My first car was an '80 Camaro. I used to leave my seatbelt off if I was just running to the store. The first time I did it in my second car, a '75 Maverick (with a vinyl bench seat,) I nearly slid all the way across to the passenger side when I turned the corner. Needless to say, I got in the habit of always wearing my seatbelt after that.
Peace - DESK
It’s the first thing I do when I get in my car.
As for why: I’ve been in a couple of minor accidents as a passenger, and even that was painful enough. I’d rather not find out how much worst it would have been without a seat belt.
Both of my kids were belted in starting with the trip home from the hospital. (When my son was born, car seats were so unusual that the nurse was shocked that my wife was not going to hold our baby.

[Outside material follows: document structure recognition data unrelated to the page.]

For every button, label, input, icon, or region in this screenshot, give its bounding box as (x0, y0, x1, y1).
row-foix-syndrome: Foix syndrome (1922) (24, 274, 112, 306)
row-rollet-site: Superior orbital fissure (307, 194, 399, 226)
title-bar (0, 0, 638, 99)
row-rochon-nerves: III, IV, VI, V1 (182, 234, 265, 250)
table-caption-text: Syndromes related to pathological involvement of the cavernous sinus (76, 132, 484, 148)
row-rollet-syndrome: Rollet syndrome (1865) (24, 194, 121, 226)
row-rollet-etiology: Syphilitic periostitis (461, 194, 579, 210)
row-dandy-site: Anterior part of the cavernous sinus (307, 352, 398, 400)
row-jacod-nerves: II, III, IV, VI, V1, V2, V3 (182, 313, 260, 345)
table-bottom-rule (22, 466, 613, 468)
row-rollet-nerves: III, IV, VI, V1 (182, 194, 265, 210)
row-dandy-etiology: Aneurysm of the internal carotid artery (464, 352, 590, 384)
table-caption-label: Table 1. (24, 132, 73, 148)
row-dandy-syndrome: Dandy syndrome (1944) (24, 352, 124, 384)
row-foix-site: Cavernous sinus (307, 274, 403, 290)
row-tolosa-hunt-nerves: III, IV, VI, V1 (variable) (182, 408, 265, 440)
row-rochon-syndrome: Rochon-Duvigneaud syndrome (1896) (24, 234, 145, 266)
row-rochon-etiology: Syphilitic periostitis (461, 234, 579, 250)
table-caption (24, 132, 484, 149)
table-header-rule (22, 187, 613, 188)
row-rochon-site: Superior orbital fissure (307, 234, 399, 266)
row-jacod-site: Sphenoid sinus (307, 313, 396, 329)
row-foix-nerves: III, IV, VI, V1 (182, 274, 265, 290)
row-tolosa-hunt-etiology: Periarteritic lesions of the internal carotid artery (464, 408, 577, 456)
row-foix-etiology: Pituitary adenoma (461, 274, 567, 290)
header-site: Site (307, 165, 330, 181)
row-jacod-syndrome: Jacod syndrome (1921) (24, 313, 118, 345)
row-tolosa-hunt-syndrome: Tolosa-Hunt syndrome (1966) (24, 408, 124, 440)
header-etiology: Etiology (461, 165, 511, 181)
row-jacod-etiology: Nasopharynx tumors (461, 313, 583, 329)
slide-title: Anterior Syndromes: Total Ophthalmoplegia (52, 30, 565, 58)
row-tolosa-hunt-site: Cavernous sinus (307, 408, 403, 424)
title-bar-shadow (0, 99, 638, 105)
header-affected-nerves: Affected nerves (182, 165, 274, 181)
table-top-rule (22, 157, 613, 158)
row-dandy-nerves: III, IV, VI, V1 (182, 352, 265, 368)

Boy did that change in the 5 years between our kids. )
Anyway each of our kids got to the unbuckle the belt stage. When my son did it, I just pulled over to the side of the road and parked. After about a minute my asked me why. I told him I was waiting for him to buckle up. He did and we continued. When my daughter got to about the same age, the same thing happened. I did the same thing and got the same response.
It may have helped that on both trips, we were going somewhere that the kids wanted to go. So YMMV
Went through a windshield back in '72, don’t care to repeat that!
My girlfriend’s gran is from rural Ireland, and hates wearing a seatbelt (partly because she finds it hard to reach round to do the buckle up).
We’ve had a few battles about it - I flat-out refuse to drive if she’s not wearing it, she can invoke all the saints she likes… no belt means we ain’t moving.
When I was a stupid teenager, I was the front seat passenger in my friend’s car when he rear-ended someone at a traffic light going 40 mph. I wasn’t wearing a seat belt, but had my seat reclined nearly horizontal. If my seat were more upright, I could’ve gone through the windshield. Instead, my body slid into the foot well and my face impacted on the dash, breaking my nose. Since then, I have always been very paranoid about proper seatbelt use by myself and other passengers in any vehicles I’ve traveled in.
My wife would rather not wear one, though. She’s quite busty, and the strap going across her chest always seems to settle into an uncomfortable position, no matter how much she adjusts it. I’d offer to hold her boobs out of the way, but that’s a distraction that would probably increase the likelihood of a wreck
My Aunt died from a car accident back in 1980 because she wasn’t wearing her seat belt. She hit the steering wheel. She made it to the hospital and was expected to be okay when a blood clot broke loose and travelled to her heart. I wish they would’ve invented air bags sooner.
I always wear my seatbelt and raised my son to always wear his too.